Najmniej zachorowań odnotowano w Pradze, ale i tam ich liczba wzrosła w ostatnim tygodniu o 73 proc. (wśród dzieci i młodzieży szkolnej aż o 127 proc.). Podobna jest dynamika zachorowań w Czechach środkowych i w województwie ołomunieckim.
Na razie pracownikom czeskich stacji sanitarno-epidemiologicznych udało się wyodrębnić dwa wirusy, wywołujące tegoroczną grypę. Są to znane wirusy A i B, przeciwko którym stosuje się szczepionki. Specjaliści zwracają uwagę, że epidemii grypy towarzyszą bardzo częste przypadki zachorowań na wirusowe zapalenie górnych dróg oddechowych.
Grypa szerzy się także wśród psów, ale - jak poinformowali czescy weterynarze - wywołują ją inne wirusy i choroba ta nie może się przenieść na człowieka, podobnie jak chory właściciel nie może zarazić swego psa. Liczba zachorowań wśród czworonogów w Czechach jest podobnie wielka, jak wśród mieszkańców. Podobny jest także sposób leczenia choroby.
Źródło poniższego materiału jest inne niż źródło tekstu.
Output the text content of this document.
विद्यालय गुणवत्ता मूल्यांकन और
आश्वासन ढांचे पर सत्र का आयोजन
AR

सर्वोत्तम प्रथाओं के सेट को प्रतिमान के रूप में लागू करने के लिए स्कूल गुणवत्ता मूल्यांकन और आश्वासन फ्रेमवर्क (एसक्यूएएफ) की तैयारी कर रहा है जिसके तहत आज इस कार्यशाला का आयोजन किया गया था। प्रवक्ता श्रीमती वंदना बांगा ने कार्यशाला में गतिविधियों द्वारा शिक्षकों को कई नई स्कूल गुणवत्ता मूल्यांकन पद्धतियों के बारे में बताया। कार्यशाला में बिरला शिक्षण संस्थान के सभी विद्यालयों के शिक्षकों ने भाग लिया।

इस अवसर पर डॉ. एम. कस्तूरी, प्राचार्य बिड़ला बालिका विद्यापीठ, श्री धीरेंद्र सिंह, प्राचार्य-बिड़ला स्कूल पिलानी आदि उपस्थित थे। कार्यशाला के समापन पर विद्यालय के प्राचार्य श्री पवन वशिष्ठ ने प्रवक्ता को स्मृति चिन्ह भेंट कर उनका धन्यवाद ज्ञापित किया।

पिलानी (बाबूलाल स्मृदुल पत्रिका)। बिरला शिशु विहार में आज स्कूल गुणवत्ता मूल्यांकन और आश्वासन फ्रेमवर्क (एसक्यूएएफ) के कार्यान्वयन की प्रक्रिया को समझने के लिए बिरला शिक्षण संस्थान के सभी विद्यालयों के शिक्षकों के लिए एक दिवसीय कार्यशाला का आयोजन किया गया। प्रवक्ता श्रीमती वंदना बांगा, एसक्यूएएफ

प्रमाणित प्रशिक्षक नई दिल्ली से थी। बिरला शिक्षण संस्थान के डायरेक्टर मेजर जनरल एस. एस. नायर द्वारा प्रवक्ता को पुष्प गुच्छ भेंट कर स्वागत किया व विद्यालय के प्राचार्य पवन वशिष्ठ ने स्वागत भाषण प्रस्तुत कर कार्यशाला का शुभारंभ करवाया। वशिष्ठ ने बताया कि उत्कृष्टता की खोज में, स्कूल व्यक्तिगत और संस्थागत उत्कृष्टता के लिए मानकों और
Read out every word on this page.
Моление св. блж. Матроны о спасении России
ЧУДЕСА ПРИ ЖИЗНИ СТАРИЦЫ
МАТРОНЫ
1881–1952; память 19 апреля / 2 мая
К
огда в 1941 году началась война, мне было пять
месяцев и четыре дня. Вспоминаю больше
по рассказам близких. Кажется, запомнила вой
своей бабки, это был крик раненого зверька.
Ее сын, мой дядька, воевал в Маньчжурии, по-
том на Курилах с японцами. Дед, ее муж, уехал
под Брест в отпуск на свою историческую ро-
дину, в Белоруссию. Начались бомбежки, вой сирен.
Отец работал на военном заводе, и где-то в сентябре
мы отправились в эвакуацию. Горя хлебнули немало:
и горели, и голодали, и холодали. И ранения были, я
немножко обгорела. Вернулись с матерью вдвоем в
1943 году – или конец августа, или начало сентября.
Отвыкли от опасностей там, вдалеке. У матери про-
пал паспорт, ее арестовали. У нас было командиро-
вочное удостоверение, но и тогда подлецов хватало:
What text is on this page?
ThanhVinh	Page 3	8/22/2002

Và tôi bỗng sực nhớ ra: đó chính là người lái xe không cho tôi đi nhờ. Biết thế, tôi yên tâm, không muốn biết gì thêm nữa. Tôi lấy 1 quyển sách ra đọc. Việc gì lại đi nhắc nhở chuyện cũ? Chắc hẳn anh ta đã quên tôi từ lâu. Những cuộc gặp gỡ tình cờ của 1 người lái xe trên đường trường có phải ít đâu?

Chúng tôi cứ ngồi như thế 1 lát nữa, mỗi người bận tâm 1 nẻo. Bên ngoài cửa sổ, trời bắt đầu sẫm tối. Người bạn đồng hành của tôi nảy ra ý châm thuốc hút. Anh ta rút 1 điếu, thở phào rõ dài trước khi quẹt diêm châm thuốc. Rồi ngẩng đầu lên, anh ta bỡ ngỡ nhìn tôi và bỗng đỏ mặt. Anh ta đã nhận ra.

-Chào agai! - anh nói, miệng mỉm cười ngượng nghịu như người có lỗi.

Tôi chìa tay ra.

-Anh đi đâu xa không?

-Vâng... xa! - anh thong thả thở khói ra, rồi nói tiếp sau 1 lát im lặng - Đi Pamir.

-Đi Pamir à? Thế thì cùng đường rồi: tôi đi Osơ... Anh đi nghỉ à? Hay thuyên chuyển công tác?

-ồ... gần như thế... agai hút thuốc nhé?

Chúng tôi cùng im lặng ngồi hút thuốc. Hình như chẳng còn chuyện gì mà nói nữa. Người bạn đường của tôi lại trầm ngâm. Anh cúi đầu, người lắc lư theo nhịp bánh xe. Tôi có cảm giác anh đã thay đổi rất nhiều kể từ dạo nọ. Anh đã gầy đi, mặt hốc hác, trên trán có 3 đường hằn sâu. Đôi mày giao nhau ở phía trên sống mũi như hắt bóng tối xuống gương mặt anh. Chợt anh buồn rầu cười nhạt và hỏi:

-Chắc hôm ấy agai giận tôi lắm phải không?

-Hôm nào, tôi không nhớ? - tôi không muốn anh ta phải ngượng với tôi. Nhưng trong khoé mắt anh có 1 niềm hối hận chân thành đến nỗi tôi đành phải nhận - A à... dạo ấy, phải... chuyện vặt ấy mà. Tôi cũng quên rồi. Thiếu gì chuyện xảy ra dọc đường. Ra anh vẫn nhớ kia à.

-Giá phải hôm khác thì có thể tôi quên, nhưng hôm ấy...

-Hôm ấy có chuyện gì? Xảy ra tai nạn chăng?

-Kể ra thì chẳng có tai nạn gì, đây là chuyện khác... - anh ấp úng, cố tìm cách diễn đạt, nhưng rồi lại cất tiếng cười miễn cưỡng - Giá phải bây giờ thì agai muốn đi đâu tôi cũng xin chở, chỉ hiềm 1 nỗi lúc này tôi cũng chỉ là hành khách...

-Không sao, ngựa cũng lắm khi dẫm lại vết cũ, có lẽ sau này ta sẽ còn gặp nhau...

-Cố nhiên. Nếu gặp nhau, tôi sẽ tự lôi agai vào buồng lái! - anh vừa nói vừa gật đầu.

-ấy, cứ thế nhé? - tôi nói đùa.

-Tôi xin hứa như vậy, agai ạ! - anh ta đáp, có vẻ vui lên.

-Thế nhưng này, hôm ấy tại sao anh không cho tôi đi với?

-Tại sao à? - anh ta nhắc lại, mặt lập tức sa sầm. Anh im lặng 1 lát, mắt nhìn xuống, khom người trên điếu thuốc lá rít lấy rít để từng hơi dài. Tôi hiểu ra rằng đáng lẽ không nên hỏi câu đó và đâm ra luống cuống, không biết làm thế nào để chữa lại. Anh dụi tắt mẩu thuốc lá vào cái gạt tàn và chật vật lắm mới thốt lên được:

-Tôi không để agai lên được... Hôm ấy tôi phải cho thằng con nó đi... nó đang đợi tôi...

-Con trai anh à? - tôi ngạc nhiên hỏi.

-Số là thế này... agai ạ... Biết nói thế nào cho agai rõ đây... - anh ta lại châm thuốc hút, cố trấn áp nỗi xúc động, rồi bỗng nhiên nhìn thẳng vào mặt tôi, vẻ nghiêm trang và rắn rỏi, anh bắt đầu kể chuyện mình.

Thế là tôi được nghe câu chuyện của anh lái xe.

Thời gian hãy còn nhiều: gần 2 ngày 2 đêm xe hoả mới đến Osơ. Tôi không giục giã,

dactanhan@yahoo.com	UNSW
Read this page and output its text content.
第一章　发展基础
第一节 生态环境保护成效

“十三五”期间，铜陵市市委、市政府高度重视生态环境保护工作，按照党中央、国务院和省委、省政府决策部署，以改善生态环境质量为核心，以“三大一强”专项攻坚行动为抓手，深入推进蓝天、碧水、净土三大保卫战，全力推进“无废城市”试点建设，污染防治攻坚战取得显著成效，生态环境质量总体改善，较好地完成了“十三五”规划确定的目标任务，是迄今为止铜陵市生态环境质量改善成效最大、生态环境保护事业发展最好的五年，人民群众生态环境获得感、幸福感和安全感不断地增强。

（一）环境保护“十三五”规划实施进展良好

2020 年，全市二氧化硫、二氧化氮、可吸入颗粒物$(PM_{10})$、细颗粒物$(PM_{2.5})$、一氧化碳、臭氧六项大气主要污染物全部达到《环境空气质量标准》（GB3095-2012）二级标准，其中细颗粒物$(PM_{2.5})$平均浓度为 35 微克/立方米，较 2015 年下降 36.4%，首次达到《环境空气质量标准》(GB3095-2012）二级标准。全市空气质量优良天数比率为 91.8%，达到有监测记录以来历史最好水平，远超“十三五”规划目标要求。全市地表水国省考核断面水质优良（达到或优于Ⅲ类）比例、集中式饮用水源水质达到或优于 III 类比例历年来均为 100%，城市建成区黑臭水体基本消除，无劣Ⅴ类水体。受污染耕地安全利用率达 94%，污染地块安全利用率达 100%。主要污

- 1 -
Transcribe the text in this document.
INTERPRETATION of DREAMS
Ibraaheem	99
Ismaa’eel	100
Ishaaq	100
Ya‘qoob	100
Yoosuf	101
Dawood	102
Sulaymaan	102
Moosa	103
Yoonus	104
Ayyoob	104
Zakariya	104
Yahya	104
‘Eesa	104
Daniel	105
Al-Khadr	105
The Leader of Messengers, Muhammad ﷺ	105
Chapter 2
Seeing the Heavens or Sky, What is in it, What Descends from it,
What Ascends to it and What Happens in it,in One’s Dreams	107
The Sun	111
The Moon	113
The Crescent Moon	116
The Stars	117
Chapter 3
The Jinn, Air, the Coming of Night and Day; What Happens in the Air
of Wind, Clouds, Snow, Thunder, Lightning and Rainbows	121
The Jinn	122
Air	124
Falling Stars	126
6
W Czechach opracowano plan na wypadek wielkiej epidemii grypy. Ocenia się, że w 10-milionowym kraju mogłoby zachorować na grypę nawet 4,5 miliona osób, a koszty (wydatki na leczenie, straty przedsiębiorstw, wypłaty chorobowego itp.) wyniosłyby ok. 10 miliardów koron ( ok. 1,3 miliarda złotych).